I have no AC so keep the ideas rollin. I'm just afraid doing this is beyond my ability to work on the truck over the weekend, and still be able to make money with it come monday.
 
My Western Star uses a trinary switch to control the Low side cut off on then AC (Low charge) too high a pressure will tun on the fan clutch to cool off the AC system and also if extreme pressure is reaed in the AC it will shut it off.

The fan is normally controled by a Thermal switch in the water jacket that runs the fan when temps reach 195F.

Matt

No offense taken

Most neophites need to drive something that will fend for itself. (Computer controled and basically idiot proof)

I have many folks from time to time that drive my dually so I need to devise a system that will protect things from frying.

Another issue is this, years ago the GM fan clutches came on fairly early. My 454 trucks would start the fan howling at around 210F (Gauge) and suck in all the bugs for miles around.

Too many people piss and whine about the noise so the manuf's set the engagement temps way up in order to end the complaints.

Wrong move in my book.

My old 86 454 dahooley would never overheat and the 9 blade fan would howl like hell as soon as the temps came up at all.

MGW
 
You running a Kennedy then? How do you get it to disengage? Like I was saying, I woudn't mind having to swap my Delco back on every spring. I don't want it to stay on for a 12 hour plowing duration though, when I only need it to drive too and from my plow routes, and to pickup and unload my plow.

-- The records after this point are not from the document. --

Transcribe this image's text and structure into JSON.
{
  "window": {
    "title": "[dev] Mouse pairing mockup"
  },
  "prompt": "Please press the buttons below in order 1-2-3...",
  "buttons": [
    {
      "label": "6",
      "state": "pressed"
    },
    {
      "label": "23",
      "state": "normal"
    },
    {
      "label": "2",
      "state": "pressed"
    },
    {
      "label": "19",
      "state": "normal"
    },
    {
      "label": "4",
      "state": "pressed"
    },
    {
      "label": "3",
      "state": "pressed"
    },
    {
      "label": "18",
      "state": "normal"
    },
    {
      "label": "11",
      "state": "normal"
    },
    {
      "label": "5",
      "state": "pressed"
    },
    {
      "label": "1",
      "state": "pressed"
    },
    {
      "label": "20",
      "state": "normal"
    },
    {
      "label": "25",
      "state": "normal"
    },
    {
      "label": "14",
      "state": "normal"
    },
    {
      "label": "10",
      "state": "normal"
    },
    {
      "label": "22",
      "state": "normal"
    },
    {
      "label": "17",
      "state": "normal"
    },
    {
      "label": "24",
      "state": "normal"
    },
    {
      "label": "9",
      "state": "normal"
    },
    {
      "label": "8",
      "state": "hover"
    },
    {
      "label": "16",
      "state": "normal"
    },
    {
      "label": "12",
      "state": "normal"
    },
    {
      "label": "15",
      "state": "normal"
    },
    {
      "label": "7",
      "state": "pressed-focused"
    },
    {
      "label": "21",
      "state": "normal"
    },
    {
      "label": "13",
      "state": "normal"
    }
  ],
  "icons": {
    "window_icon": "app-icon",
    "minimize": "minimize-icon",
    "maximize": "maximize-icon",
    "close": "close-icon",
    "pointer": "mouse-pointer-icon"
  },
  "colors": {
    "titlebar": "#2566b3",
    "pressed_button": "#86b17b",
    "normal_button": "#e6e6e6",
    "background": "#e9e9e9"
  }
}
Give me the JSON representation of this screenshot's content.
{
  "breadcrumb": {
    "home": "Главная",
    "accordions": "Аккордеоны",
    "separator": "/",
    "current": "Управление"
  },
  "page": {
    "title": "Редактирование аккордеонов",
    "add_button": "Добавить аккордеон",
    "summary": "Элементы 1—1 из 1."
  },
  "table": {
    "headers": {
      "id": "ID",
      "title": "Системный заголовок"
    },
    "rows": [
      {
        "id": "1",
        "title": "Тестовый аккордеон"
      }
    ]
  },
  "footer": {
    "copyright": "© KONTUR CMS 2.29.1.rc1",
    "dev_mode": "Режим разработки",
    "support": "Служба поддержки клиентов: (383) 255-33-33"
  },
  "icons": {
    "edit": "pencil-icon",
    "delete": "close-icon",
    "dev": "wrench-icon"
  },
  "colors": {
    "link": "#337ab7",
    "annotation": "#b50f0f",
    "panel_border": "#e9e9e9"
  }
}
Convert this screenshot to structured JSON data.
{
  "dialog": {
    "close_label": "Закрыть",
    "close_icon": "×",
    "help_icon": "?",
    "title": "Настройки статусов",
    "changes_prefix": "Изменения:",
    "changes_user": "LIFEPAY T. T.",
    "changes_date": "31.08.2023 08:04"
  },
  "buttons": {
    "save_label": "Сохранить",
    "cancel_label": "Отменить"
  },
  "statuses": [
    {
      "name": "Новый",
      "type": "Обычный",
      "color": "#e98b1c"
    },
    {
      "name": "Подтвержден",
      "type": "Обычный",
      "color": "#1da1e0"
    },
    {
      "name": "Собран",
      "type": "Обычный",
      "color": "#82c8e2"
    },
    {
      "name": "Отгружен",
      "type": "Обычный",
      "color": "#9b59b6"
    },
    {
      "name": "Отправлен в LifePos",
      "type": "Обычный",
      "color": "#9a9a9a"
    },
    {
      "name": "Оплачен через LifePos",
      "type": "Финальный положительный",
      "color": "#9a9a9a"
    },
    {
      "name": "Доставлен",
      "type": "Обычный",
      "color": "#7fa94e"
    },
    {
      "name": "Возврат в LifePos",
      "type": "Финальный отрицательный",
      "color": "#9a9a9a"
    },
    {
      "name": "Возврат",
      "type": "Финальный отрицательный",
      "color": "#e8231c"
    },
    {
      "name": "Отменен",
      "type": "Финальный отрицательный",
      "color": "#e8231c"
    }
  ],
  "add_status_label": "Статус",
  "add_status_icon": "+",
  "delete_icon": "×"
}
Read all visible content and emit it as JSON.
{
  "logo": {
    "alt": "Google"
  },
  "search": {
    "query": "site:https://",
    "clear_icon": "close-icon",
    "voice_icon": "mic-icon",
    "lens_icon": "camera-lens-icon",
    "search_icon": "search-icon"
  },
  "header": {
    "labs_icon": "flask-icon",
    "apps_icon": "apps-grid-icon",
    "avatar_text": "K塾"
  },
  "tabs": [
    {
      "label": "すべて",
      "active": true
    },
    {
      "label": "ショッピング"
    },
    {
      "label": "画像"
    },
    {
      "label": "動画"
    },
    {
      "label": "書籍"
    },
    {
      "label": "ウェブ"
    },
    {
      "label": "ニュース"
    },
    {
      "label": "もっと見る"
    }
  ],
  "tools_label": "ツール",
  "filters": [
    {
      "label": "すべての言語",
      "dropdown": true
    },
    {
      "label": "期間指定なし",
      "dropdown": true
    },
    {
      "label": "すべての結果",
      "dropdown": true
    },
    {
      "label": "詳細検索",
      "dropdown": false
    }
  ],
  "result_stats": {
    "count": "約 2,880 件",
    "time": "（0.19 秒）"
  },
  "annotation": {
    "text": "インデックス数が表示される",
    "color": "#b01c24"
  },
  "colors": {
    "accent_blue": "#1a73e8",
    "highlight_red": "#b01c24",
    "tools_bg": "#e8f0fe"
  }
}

Actually Matt, pulling over to let the clutch disengage, "Doesn't work"....Seems the only way to get it to disengage is to speed up RPM's and then she'll finally unlock only to lock up again in 10 minutes....To sensitive IMO.

By the way, if your against giving SSD your money, then you can just go buy a Severe Duty clutch from Hayden or any other Co. that makes them....As SSD and everyone else does......Even Kennedy's is rebaged, He just ordered them to his specs, that's why they engage early before anyone elses. (and there almost twice the price)

JMHO
 
Actually Matt, pulling over to let the clutch disengage, "Doesn't work"....Seems the only way to get it to disengage is to speed up RPM's and then she'll finally unlock only to lock up again in 10 minutes....To sensitive IMO.

By the way, if your against giving SSD your money, then you can just go buy a Severe Duty clutch from Hayden or any other Co. that makes them....As SSD and everyone else does......Even Kennedy's is rebaged, He just ordered them to his specs, that's why they engage early before anyone elses. (and there almost twice the price)

JMHO


Walt already lied cheated and stole more than enough of my money, I wont give him another penny even if it is for the exact product I want for the price he wants.

Oh your Kennedy fan, when your driving unloaded, how often does it kick on?

Is it the same in the Winter time?

I'd rather overkill for the winter months, hell even if it stays on way too much to be fuel effective its better than running the engine hot.

I do not however want it to stay on for the full 10-12 hours of plowing. That would be annoying and kill my fuel economy for sure.

I could just take your recommendations and try the heath unit.

I really wish someone would mainstream a lockable type system. Fabrication is not my cup of tea, given I need my truck the following monday.

A-Team Clutch perhaps is in the works?!?!
 
Winter temps are no problem....Only Spring and summer months.....Also, I thought maybe the clutch I got was defective, but TD stated the same thing I was experiencing.

I believe TD went with a Heath clutch, but you would have to ask him.
 
Winter temps are no problem....Only Spring and summer months.....Also, I thought maybe the clutch I got was defective, but TD stated the same thing I was experiencing.

I believe TD went with a Heath clutch, but you would have to ask him.

He did, for the exact same reasons you mentioned.

What T-Stats you run btw?
 
If your's is a 4-bolt maybe we can work something out if you want a heath, and I want the Kennedy.... I'll be ready to buy end of summer/fall time.